Pendant une fraction de seconde, alors que l'obscurité menaçait de m'engloutir, je l'ai vu dans ses yeux : une lueur de panique, une seconde fugace d'horreur. Il perdait le contrôle. Puis, aussi vite, elle a disparu, remplacée par une fureur froide.
Il m'a relâchée, et je me suis effondrée au sol, haletant, agrippant ma gorge brûlante. J'ai toussé, mes poumons criant pour de l'oxygène.
Blair s'est précipitée en avant, non pas pour m'aider, mais vers Christian. « Christian, chéri, arrête ! Tu vas te faire mal ! » Elle m'a jetée un regard, un triomphe venimeux dans ses yeux innocents. « Elle essaie juste de te mettre en colère. Elle a toujours été jalouse. »
Puis elle s'est tournée vers moi, sa voix dégoulinant d'une fausse pitié. « Élena, je sais que tu es triste à propos de... l'accident. Mais tu ne peux pas blâmer Christian. Il a été si bon avec moi, essayant de m'aider à surmonter mon traumatisme. » Elle a ensuite regardé Christian : « Oh, mon pauvre chéri, tu trembles. Allons-y. »

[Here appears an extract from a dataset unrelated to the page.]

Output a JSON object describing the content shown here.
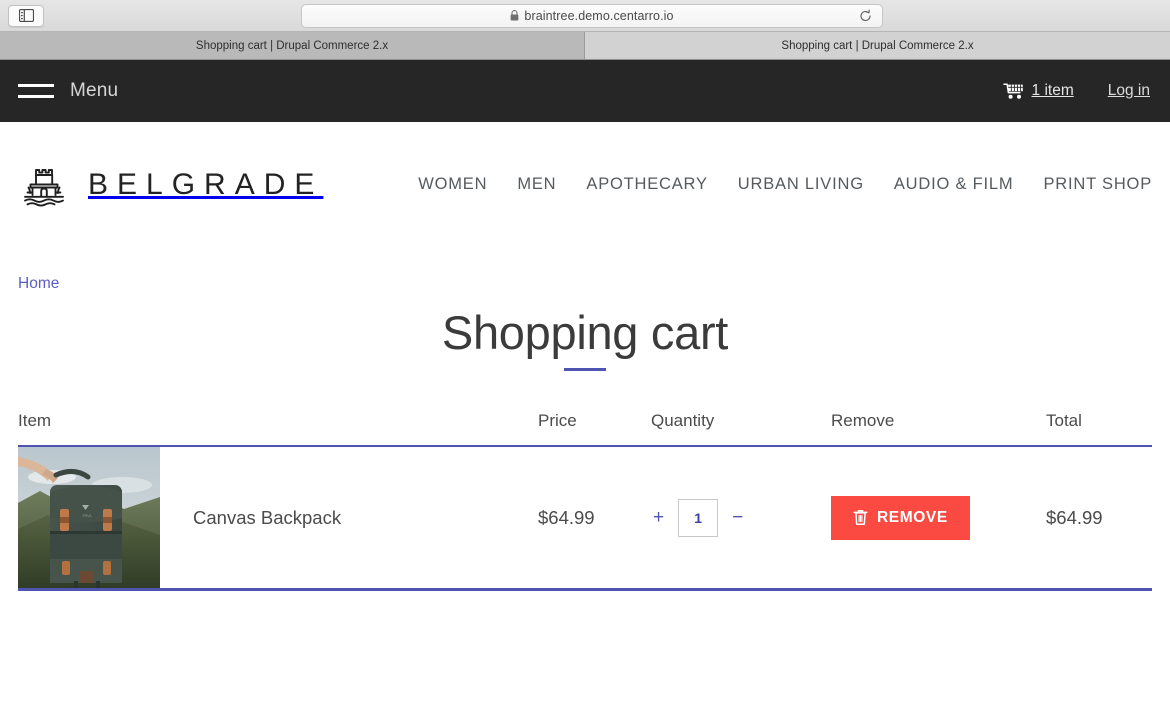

Alors que Blair parlait, elle a remarqué un petit papier finement plié par terre à côté de moi. C'était un « porte-bonheur de réincarnation », une minuscule prière symbolique que j'avais minutieusement confectionnée pour mon bébé, espérant guider son âme vers une renaissance paisible. C'était mon dernier acte désespéré d'amour maternel.
Les yeux de Blair, grands et innocents, se sont posés sur le papier. Un sourire cruel a joué sur ses lèvres. Elle a délibérément levé son pied élégant, prête à marcher dessus.

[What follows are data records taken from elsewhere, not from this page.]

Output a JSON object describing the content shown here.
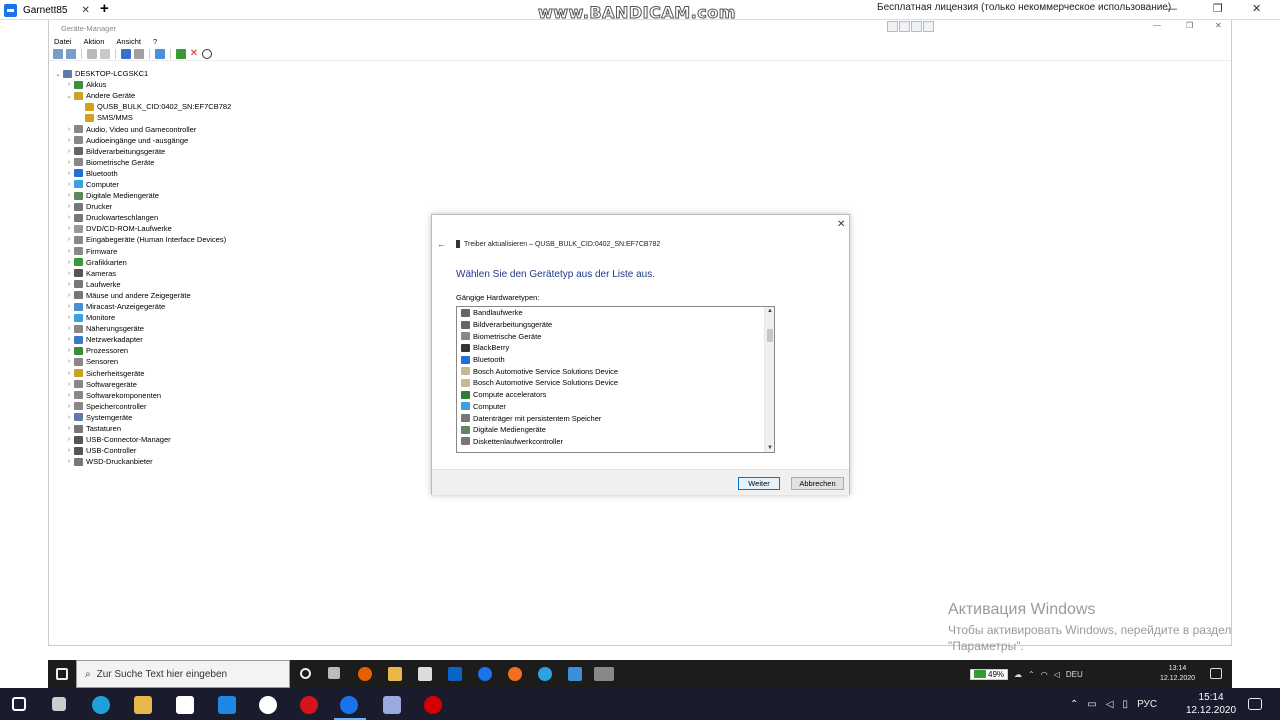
{
  "outer_window": {
    "tab_title": "Garnett85",
    "close_glyph": "✕",
    "new_tab_glyph": "+",
    "license_text": "Бесплатная лицензия (только некоммерческое использование)",
    "min_glyph": "—",
    "max_glyph": "❐",
    "close_win_glyph": "✕"
  },
  "recorder_watermark": "www.BANDICAM.com",
  "device_manager": {
    "title": "Geräte-Manager",
    "min_glyph": "—",
    "max_glyph": "❐",
    "close_glyph": "✕",
    "menu": [
      "Datei",
      "Aktion",
      "Ansicht",
      "?"
    ],
    "tree": [
      {
        "label": "DESKTOP-LCGSKC1",
        "level": 0,
        "expander": "⌄",
        "color": "#5a7ca8"
      },
      {
        "label": "Akkus",
        "level": 1,
        "expander": "›",
        "color": "#3c8d3c"
      },
      {
        "label": "Andere Geräte",
        "level": 1,
        "expander": "⌄",
        "color": "#c9a227"
      },
      {
        "label": "QUSB_BULK_CID:0402_SN:EF7CB782",
        "level": 2,
        "expander": "",
        "color": "#d4a017"
      },
      {
        "label": "SMS/MMS",
        "level": 2,
        "expander": "",
        "color": "#d4a017"
      },
      {
        "label": "Audio, Video und Gamecontroller",
        "level": 1,
        "expander": "›",
        "color": "#888888"
      },
      {
        "label": "Audioeingänge und -ausgänge",
        "level": 1,
        "expander": "›",
        "color": "#888888"
      },
      {
        "label": "Bildverarbeitungsgeräte",
        "level": 1,
        "expander": "›",
        "color": "#666666"
      },
      {
        "label": "Biometrische Geräte",
        "level": 1,
        "expander": "›",
        "color": "#888888"
      },
      {
        "label": "Bluetooth",
        "level": 1,
        "expander": "›",
        "color": "#1e6fd9"
      },
      {
        "label": "Computer",
        "level": 1,
        "expander": "›",
        "color": "#3aa0e0"
      },
      {
        "label": "Digitale Mediengeräte",
        "level": 1,
        "expander": "›",
        "color": "#5a8a5a"
      },
      {
        "label": "Drucker",
        "level": 1,
        "expander": "›",
        "color": "#777777"
      },
      {
        "label": "Druckwarteschlangen",
        "level": 1,
        "expander": "›",
        "color": "#777777"
      },
      {
        "label": "DVD/CD-ROM-Laufwerke",
        "level": 1,
        "expander": "›",
        "color": "#999999"
      },
      {
        "label": "Eingabegeräte (Human Interface Devices)",
        "level": 1,
        "expander": "›",
        "color": "#888888"
      },
      {
        "label": "Firmware",
        "level": 1,
        "expander": "›",
        "color": "#888888"
      },
      {
        "label": "Grafikkarten",
        "level": 1,
        "expander": "›",
        "color": "#3a9a3a"
      },
      {
        "label": "Kameras",
        "level": 1,
        "expander": "›",
        "color": "#555555"
      },
      {
        "label": "Laufwerke",
        "level": 1,
        "expander": "›",
        "color": "#777777"
      },
      {
        "label": "Mäuse und andere Zeigegeräte",
        "level": 1,
        "expander": "›",
        "color": "#777777"
      },
      {
        "label": "Miracast-Anzeigegeräte",
        "level": 1,
        "expander": "›",
        "color": "#4a90d9"
      },
      {
        "label": "Monitore",
        "level": 1,
        "expander": "›",
        "color": "#3aa0e0"
      },
      {
        "label": "Näherungsgeräte",
        "level": 1,
        "expander": "›",
        "color": "#888888"
      },
      {
        "label": "Netzwerkadapter",
        "level": 1,
        "expander": "›",
        "color": "#3a7ac8"
      },
      {
        "label": "Prozessoren",
        "level": 1,
        "expander": "›",
        "color": "#3a8a3a"
      },
      {
        "label": "Sensoren",
        "level": 1,
        "expander": "›",
        "color": "#888888"
      },
      {
        "label": "Sicherheitsgeräte",
        "level": 1,
        "expander": "›",
        "color": "#c9a227"
      },
      {
        "label": "Softwaregeräte",
        "level": 1,
        "expander": "›",
        "color": "#888888"
      },
      {
        "label": "Softwarekomponenten",
        "level": 1,
        "expander": "›",
        "color": "#888888"
      },
      {
        "label": "Speichercontroller",
        "level": 1,
        "expander": "›",
        "color": "#888888"
      },
      {
        "label": "Systemgeräte",
        "level": 1,
        "expander": "›",
        "color": "#5a7ca8"
      },
      {
        "label": "Tastaturen",
        "level": 1,
        "expander": "›",
        "color": "#777777"
      },
      {
        "label": "USB-Connector-Manager",
        "level": 1,
        "expander": "›",
        "color": "#555555"
      },
      {
        "label": "USB-Controller",
        "level": 1,
        "expander": "›",
        "color": "#555555"
      },
      {
        "label": "WSD-Druckanbieter",
        "level": 1,
        "expander": "›",
        "color": "#777777"
      }
    ]
  },
  "dialog": {
    "close_glyph": "✕",
    "back_glyph": "←",
    "title": "Treiber aktualisieren – QUSB_BULK_CID:0402_SN:EF7CB782",
    "heading": "Wählen Sie den Gerätetyp aus der Liste aus.",
    "list_label": "Gängige Hardwaretypen:",
    "items": [
      {
        "label": "Bandlaufwerke",
        "color": "#666666"
      },
      {
        "label": "Bildverarbeitungsgeräte",
        "color": "#666666"
      },
      {
        "label": "Biometrische Geräte",
        "color": "#888888"
      },
      {
        "label": "BlackBerry",
        "color": "#333333"
      },
      {
        "label": "Bluetooth",
        "color": "#1e6fd9"
      },
      {
        "label": "Bosch Automotive Service Solutions Device",
        "color": "#c8b890"
      },
      {
        "label": "Bosch Automotive Service Solutions Device",
        "color": "#c8b890"
      },
      {
        "label": "Compute accelerators",
        "color": "#2e7d32"
      },
      {
        "label": "Computer",
        "color": "#3aa0e0"
      },
      {
        "label": "Datenträger mit persistentem Speicher",
        "color": "#777777"
      },
      {
        "label": "Digitale Mediengeräte",
        "color": "#5a8a5a"
      },
      {
        "label": "Diskettenlaufwerkcontroller",
        "color": "#777777"
      }
    ],
    "scroll_up": "▲",
    "scroll_down": "▼",
    "next_label": "Weiter",
    "cancel_label": "Abbrechen"
  },
  "activation": {
    "title": "Активация Windows",
    "line1": "Чтобы активировать Windows, перейдите в раздел",
    "line2": "\"Параметры\"."
  },
  "inner_taskbar": {
    "search_placeholder": "Zur Suche Text hier eingeben",
    "search_glyph": "⌕",
    "battery": "49%",
    "lang": "DEU",
    "time": "13:14",
    "date": "12.12.2020"
  },
  "outer_taskbar": {
    "lang": "РУС",
    "time": "15:14",
    "date": "12.12.2020"
  }
}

« N'ose pas ! » ai-je hurlé, un rugissement primal arraché de ma poitrine. J'ai bondi, une montée d'adrénaline parcourant mon corps meurtri. J'ai attrapé son bras, empêchant son pied de profaner mon espoir.
Blair a haleté, reculant. « C'était quoi, ça ? Une sorte de rituel païen ? Tu essaies de me jeter un sort, Élena ? » Elle a trébuché en arrière, heurtant délibérément la pierre tombale de notre bébé, faisant mine de tomber. « Oh ! Ma tête ! »

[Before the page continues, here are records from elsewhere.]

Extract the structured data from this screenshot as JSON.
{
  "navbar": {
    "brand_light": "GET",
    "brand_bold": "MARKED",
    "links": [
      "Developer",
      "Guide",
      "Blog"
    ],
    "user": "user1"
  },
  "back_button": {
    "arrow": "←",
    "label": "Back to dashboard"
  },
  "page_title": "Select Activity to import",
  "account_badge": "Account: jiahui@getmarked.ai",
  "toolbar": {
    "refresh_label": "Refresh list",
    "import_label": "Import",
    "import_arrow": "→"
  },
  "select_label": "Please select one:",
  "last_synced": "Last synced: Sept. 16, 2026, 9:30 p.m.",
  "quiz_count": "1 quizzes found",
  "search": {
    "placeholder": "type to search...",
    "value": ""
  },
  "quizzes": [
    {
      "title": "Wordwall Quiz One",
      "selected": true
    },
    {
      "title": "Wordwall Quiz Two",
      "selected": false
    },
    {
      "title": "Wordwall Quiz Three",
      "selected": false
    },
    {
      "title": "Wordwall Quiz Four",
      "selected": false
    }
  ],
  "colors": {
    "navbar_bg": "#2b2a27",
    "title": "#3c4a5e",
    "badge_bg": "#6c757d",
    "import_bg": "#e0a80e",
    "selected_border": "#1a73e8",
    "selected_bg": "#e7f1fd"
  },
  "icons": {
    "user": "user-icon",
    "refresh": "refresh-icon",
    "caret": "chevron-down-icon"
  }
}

Puis, avec un craquement écœurant, elle a abattu son talon directement sur mon porte-bonheur plié, l'écrasant dans la terre. « Oups », a-t-elle gazouillé, une lueur triomphante dans les yeux. « Quelle maladroite je suis. »
Un voile rouge est descendu. Le dernier espoir de mon fils. Écrasé. Par elle.
Ma main est partie. CLAC ! Le son a résonné dans le cimetière silencieux, net et fort. La tête de Blair a basculé en arrière, une marque cramoisie fleurissant sur sa joue.
Elle m'a regardée, les yeux écarquillés de choc feint, puis s'est effondrée au sol, sanglotant théâtralement. « Elle m'a frappée ! Christian, elle m'a frappée ! Et elle a maudit notre bébé ! Elle a dit qu'il était né sous une mauvaise étoile ! Elle a dit qu'il était une erreur ! »
« Mon bébé n'était pas une erreur ! » ai-je hurlé, les larmes coulant sur mon visage. « C'était un cadeau ! Et toi, tu es une malédiction ! »
Christian m'a tirée en arrière, son visage déformé par la fureur. « Lâche-la ! Espèce de folle furieuse ! Qu'est-ce que tu fais ? » Il m'a éloignée, sa prise meurtrissant. « Tu crois que tu peux venir ici et profaner ce lieu saint avec ton amertume ? Blair porte mon enfant ! Notre nouveau départ ! Et toi... tu es stérile. Tu es toxique. Tu es une malédiction ! »
Il m'a regardée avec un tel mépris, un tel dédain absolu, que c'était plus froid que n'importe quel coup. « Tu te crois religieuse, Élena ? Tu penses que ton Dieu approuverait ça ? Tu es une mégère pathétique et jalouse. Une divorcée en colère qui ne peut pas lâcher prise ! »
Les mots, les accusations, la cruauté absolue. C'était un torrent qui me noyait. Je l'ai regardé, l'homme que j'avais autrefois aimé, l'homme qui était maintenant un étranger. Il était parti. Le Christian que je connaissais, le Christian que je pensais connaître, n'était qu'un fantôme.
Mon monde, autrefois plein d'espoir et d'amour, n'était plus qu'un terrain vague désolé.